Contrairement aux autres manuels, l’ouvrage définit avec plus de précision ce qu’est la théologie morale, notamment par rapport à l’éthique et à la casuistique, ses sources et ses méthodes. Il fournit aussi une brève histoire de la matière ainsi que différents systèmes de morale. Il est fondé sur l’enseignement de Saint Thomas d’Aquin et suit la méthode scolastique.

La première partie porte sur la théologie morale générale. Elle traite d’une manière générale des moyens qui conduisent à la fin dernière de l’homme, des caractères qui sont communs à tous les actes bons, qu’ils soient accomplis en tenant compte de la loi et de la conscience.
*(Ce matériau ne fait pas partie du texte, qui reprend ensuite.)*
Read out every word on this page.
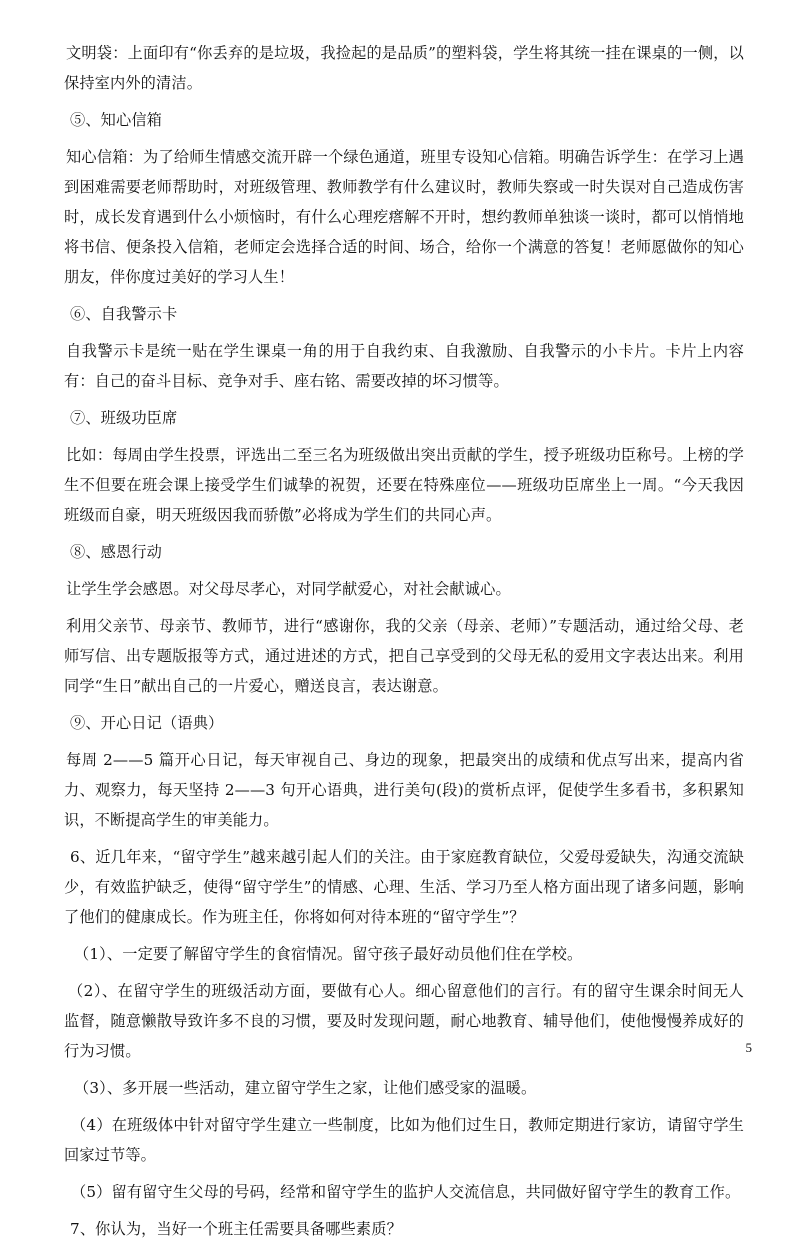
文明袋：上面印有“你丢弃的是垃圾，我捡起的是品质”的塑料袋，学生将其统一挂在课桌的一侧，以保持室内外的清洁。

⑤、知心信箱

知心信箱：为了给师生情感交流开辟一个绿色通道，班里专设知心信箱。明确告诉学生：在学习上遇到困难需要老师帮助时，对班级管理、教师教学有什么建议时，教师失察或一时失误对自己造成伤害时，成长发育遇到什么小烦恼时，有什么心理疙瘩解不开时，想约教师单独谈一谈时，都可以悄悄地将书信、便条投入信箱，老师定会选择合适的时间、场合，给你一个满意的答复！老师愿做你的知心朋友，伴你度过美好的学习人生！

⑥、自我警示卡

自我警示卡是统一贴在学生课桌一角的用于自我约束、自我激励、自我警示的小卡片。卡片上内容有：自己的奋斗目标、竞争对手、座右铭、需要改掉的坏习惯等。

⑦、班级功臣席

比如：每周由学生投票，评选出二至三名为班级做出突出贡献的学生，授予班级功臣称号。上榜的学生不但要在班会课上接受学生们诚挚的祝贺，还要在特殊座位——班级功臣席坐上一周。“今天我因班级而自豪，明天班级因我而骄傲”必将成为学生们的共同心声。

⑧、感恩行动

让学生学会感恩。对父母尽孝心，对同学献爱心，对社会献诚心。

利用父亲节、母亲节、教师节，进行“感谢你，我的父亲（母亲、老师）”专题活动，通过给父母、老师写信、出专题版报等方式，通过进述的方式，把自己享受到的父母无私的爱用文字表达出来。利用同学“生日”献出自己的一片爱心，赠送良言，表达谢意。

⑨、开心日记（语典）

每周 2——5 篇开心日记，每天审视自己、身边的现象，把最突出的成绩和优点写出来，提高内省力、观察力，每天坚持 2——3 句开心语典，进行美句(段)的赏析点评，促使学生多看书，多积累知识，不断提高学生的审美能力。

6、近几年来，“留守学生”越来越引起人们的关注。由于家庭教育缺位，父爱母爱缺失，沟通交流缺少，有效监护缺乏，使得“留守学生”的情感、心理、生活、学习乃至人格方面出现了诸多问题，影响了他们的健康成长。作为班主任，你将如何对待本班的“留守学生”？

（1）、一定要了解留守学生的食宿情况。留守孩子最好动员他们住在学校。

（2）、在留守学生的班级活动方面，要做有心人。细心留意他们的言行。有的留守生课余时间无人监督，随意懒散导致许多不良的习惯，要及时发现问题，耐心地教育、辅导他们，使他慢慢养成好的行为习惯。

（3）、多开展一些活动，建立留守学生之家，让他们感受家的温暖。

（4）在班级体中针对留守学生建立一些制度，比如为他们过生日，教师定期进行家访，请留守学生回家过节等。

（5）留有留守生父母的号码，经常和留守学生的监护人交流信息，共同做好留守学生的教育工作。

7、你认为，当好一个班主任需要具备哪些素质？

5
Cette partie prend en compte la nature et la moralité des actes, des habitudes, les différentes lois et enfin la conscience.

La deuxième partie traite d’une façon particulière des moyens pour parvenir à cette fin en considérant les sortes de devoirs que tous doivent accomplir ainsi que ceux qui sont propres à certains états. Le premier point définit chaque vertu théologale et morale selon un plan identique. Après sa définition, les actes, les habitudes afférentes, l’ouvrage définit le don correspondant puis traite des péchés commis contre elle et les commandants qui lui sont associés. Le second point traite des applications des vertus générales aux différents états des hommes selon les diversités de grâces, des opérations et des ministères. L’ouvrage se préoccupe des devoirs des membres de l’Église selon les commandements de l’Église, c’est-à-dire ceux des fidèles, des clercs et des religieux, puis des hommes en tant que membre d’une société domestique et civile. Enfin, l’ouvrage se termine par les devoirs des hommes en ce qui concerne l’usage des sacrements.
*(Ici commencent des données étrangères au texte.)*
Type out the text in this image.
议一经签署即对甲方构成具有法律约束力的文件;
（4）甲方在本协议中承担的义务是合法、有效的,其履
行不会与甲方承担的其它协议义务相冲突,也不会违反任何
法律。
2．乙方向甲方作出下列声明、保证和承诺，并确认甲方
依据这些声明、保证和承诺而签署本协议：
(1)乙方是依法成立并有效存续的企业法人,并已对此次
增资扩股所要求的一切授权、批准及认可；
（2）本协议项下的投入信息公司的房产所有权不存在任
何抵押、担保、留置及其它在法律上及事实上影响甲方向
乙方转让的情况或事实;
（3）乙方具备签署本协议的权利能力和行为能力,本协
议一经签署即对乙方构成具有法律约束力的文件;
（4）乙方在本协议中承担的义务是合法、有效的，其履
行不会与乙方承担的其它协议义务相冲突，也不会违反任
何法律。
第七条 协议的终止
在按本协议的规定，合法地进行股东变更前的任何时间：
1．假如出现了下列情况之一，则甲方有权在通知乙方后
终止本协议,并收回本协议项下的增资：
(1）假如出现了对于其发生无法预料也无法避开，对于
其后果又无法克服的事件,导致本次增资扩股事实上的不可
Les articles définissent des règles, décrivent leur partie négative et positive, fournit parfois un bref historique. Ils nous renvoient sur la Sainte Écriture, des déclarations pontificales, sur le droit canonique.

Premiers constats

St Alphonse de Liguori
Après cette brève description de trois manuels anciens de théologie morale (1853, 1934, 1953), nous pouvons constater la volonté des auteurs de fournir un enseignement pratique et adapté à leur société, prenant même les obligations de la loi civile de leur époque. Ils se veulent aussi concis et précis. Seul le manuel de 1853 aborde les questions les plus difficiles, celles qui soulèvent encore débat, mais il s’adresse à des lecteurs plus ciblés et intéressés. Nous notons une évolution dans leur rôle, une tendance à enseigner un public plus large. Au fur et à mesure, les ouvrages ne sont plus destinés uniquement à des séminaristes et des prêtres. Le manuel de 1853 est élaboré clairement dans le but de les éclairer, notamment dans leur fonction de confesseur. Celui de 1953 se veut plus générale et a la volonté de s’adresser aux laïcs.
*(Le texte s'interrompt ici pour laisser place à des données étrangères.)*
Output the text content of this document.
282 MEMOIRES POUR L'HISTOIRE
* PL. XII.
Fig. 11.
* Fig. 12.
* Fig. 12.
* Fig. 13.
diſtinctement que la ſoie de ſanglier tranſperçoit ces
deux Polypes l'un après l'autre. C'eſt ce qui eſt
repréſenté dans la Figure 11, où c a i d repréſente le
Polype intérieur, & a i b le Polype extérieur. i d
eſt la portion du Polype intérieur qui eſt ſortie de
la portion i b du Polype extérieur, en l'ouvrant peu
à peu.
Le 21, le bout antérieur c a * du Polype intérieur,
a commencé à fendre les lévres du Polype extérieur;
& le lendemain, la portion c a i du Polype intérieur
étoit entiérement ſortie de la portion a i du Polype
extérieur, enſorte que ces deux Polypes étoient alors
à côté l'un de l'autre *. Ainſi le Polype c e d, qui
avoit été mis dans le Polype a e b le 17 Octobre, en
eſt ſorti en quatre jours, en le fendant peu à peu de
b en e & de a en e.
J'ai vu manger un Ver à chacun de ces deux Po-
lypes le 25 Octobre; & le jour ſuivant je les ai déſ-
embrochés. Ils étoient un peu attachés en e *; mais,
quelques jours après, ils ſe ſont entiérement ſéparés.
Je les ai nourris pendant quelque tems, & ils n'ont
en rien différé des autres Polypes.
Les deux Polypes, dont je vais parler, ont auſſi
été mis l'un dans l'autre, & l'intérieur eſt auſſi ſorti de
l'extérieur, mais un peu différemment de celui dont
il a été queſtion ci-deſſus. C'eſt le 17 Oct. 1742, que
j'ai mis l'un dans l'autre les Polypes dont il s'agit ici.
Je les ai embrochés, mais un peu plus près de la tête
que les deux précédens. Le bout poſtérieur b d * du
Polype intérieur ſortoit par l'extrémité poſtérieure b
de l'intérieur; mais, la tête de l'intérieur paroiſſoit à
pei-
Le contenu et les sources sont identiques. Le premier ouvrage contient plus de citations bibliques. Afin de fournir un ouvrage plus condensé, les deux autres nous donnent plutôt des références. Ce sont bien des précis de théologie. Il est donc naturel de ne pas y insérer des citations pour aller directement à l’essentiel.

Les deux premiers suivent un même plan, plutôt fondé sur les commandements divins, alors que le dernier se révèle plus novateur en s’attachant davantage aux vertus et aux devoirs, ce qui lui permet de mieux faire apparaître les aspects positifs de la morale.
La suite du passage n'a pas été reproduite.